Of course there is a snake in the grass in this luxuriantly evoked Eden – or rather, several. One is the polio virus that attacks Sally. More troubling, the Langs' marital dynamic creates disturbances which ripple out and threaten to swamp them all. Sid's need for "direction and reassurance" and Charity's compulsion to take charge result in a level of henpecking that becomes increasingly uncomfortable for the Morgans. When the Langs' daughter urges Larry to write about her parents, hoping he can explain their warped relationship and why they have stayed together, he responds that writers "don't understand any more than other people. They invent only plots they can resolve.
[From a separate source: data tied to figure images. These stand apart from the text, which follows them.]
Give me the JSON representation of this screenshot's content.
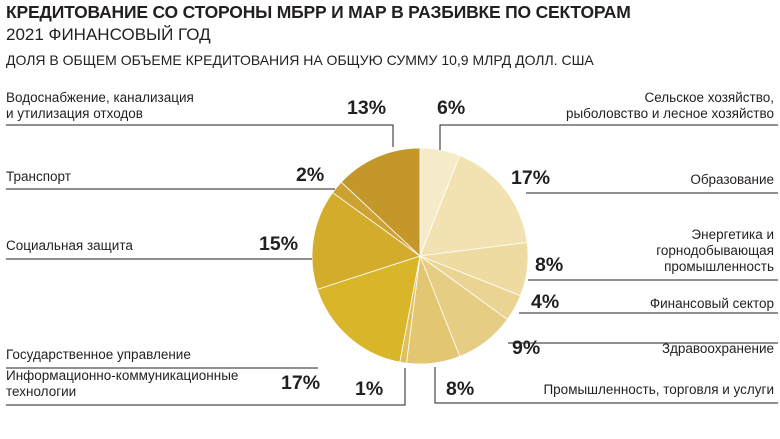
{
  "title": "КРЕДИТОВАНИЕ СО СТОРОНЫ МБРР И МАР В РАЗБИВКЕ ПО СЕКТОРАМ",
  "subtitle": "2021 ФИНАНСОВЫЙ ГОД",
  "note": "ДОЛЯ В ОБЩЕМ ОБЪЕМЕ КРЕДИТОВАНИЯ НА ОБЩУЮ СУММУ 10,9 МЛРД ДОЛЛ. США",
  "chart_data": {
    "type": "pie",
    "title": "КРЕДИТОВАНИЕ СО СТОРОНЫ МБРР И МАР В РАЗБИВКЕ ПО СЕКТОРАМ",
    "subtitle": "2021 ФИНАНСОВЫЙ ГОД",
    "slices": [
      {
        "name": "Сельское хозяйство, рыболовство и лесное хозяйство",
        "value": 6,
        "label": "6%",
        "color": "#f6ebc8"
      },
      {
        "name": "Образование",
        "value": 17,
        "label": "17%",
        "color": "#f2e2b2"
      },
      {
        "name": "Энергетика и горнодобывающая промышленность",
        "value": 8,
        "label": "8%",
        "color": "#eedba2"
      },
      {
        "name": "Финансовый сектор",
        "value": 4,
        "label": "4%",
        "color": "#ead493"
      },
      {
        "name": "Здравоохранение",
        "value": 9,
        "label": "9%",
        "color": "#e6cd84"
      },
      {
        "name": "Промышленность, торговля и услуги",
        "value": 8,
        "label": "8%",
        "color": "#e2c672"
      },
      {
        "name": "Информационно-коммуникационные технологии",
        "value": 1,
        "label": "1%",
        "color": "#ddc25c"
      },
      {
        "name": "Государственное управление",
        "value": 17,
        "label": "17%",
        "color": "#d9b52a"
      },
      {
        "name": "Социальная защита",
        "value": 15,
        "label": "15%",
        "color": "#d2ac2a"
      },
      {
        "name": "Транспорт",
        "value": 2,
        "label": "2%",
        "color": "#cca232"
      },
      {
        "name": "Водоснабжение, канализация и утилизация отходов",
        "value": 13,
        "label": "13%",
        "color": "#c4972b"
      }
    ]
  },
  "labels": {
    "agri": [
      "Сельское хозяйство,",
      "рыболовство и лесное хозяйство"
    ],
    "edu": [
      "Образование"
    ],
    "energy": [
      "Энергетика и",
      "горнодобывающая",
      "промышленность"
    ],
    "fin": [
      "Финансовый сектор"
    ],
    "health": [
      "Здравоохранение"
    ],
    "industry": [
      "Промышленность, торговля и услуги"
    ],
    "ict": [
      "Информационно-коммуникационные",
      "технологии"
    ],
    "gov": [
      "Государственное управление"
    ],
    "social": [
      "Социальная защита"
    ],
    "transport": [
      "Транспорт"
    ],
    "water": [
      "Водоснабжение, канализация",
      "и утилизация отходов"
    ]
  }
}
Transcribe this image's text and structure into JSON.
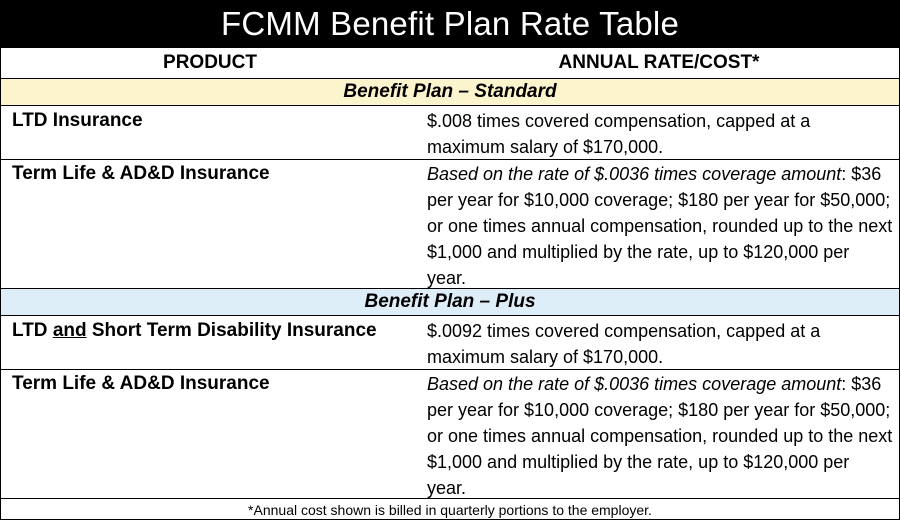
{
  "title": "FCMM Benefit Plan Rate Table",
  "headers": {
    "product": "PRODUCT",
    "rate": "ANNUAL RATE/COST*"
  },
  "sections": {
    "standard": "Benefit Plan – Standard",
    "plus": "Benefit Plan – Plus"
  },
  "rows": [
    {
      "product": "LTD Insurance",
      "rate_lead": "",
      "rate_text": "$.008 times covered compensation, capped at a maximum salary of $170,000."
    },
    {
      "product": "Term Life & AD&D Insurance",
      "rate_lead": "Based on the rate of $.0036 times coverage amount",
      "rate_text": ": $36 per year for $10,000 coverage; $180 per year for $50,000; or one times annual compensation, rounded up to the next $1,000 and multiplied by the rate, up to $120,000 per year."
    },
    {
      "product_parts": [
        "LTD ",
        "and",
        " Short Term Disability Insurance"
      ],
      "rate_lead": "",
      "rate_text": "$.0092 times covered compensation, capped at a maximum salary of $170,000."
    },
    {
      "product": "Term Life & AD&D Insurance",
      "rate_lead": "Based on the rate of $.0036 times coverage amount",
      "rate_text": ": $36 per year for $10,000 coverage; $180 per year for $50,000; or one times annual compensation, rounded up to the next $1,000 and multiplied by the rate, up to $120,000 per year."
    }
  ],
  "footnote": "*Annual cost shown is billed in quarterly portions to the employer."
}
They ask the questions they can answer." We readers are of course shaking our heads – for in "Crossing to Safety" Stegner has raised numerous questions not just about the Langs' marriage, but about loyalty, love, and the most beautiful sort of longterm caring – questions without easy answers.
Part of the wonder of this book is the high level of dramatic tension Stegner manages to render from essentially quiet lives. Compared to the reams written about romantic or family relationships, surprisingly little ink has been spilled about lifelong, life-changing friendships. Alice Mattison's "When We Argued All Night" is a recently published novel about friends whose close connection mutates and endures through decades of political upheavals. I'd be interested to hear from readers about some of their favorite books that involve going the distance – crossing to safety – with old comrades and kindred spirits.
Heller McAlpin is a New York-based critic who reviews books for NPR.org, The Los Angeles Times, Washington Post, San Francisco Chronicle, The Christian Science Monitor, and other publications.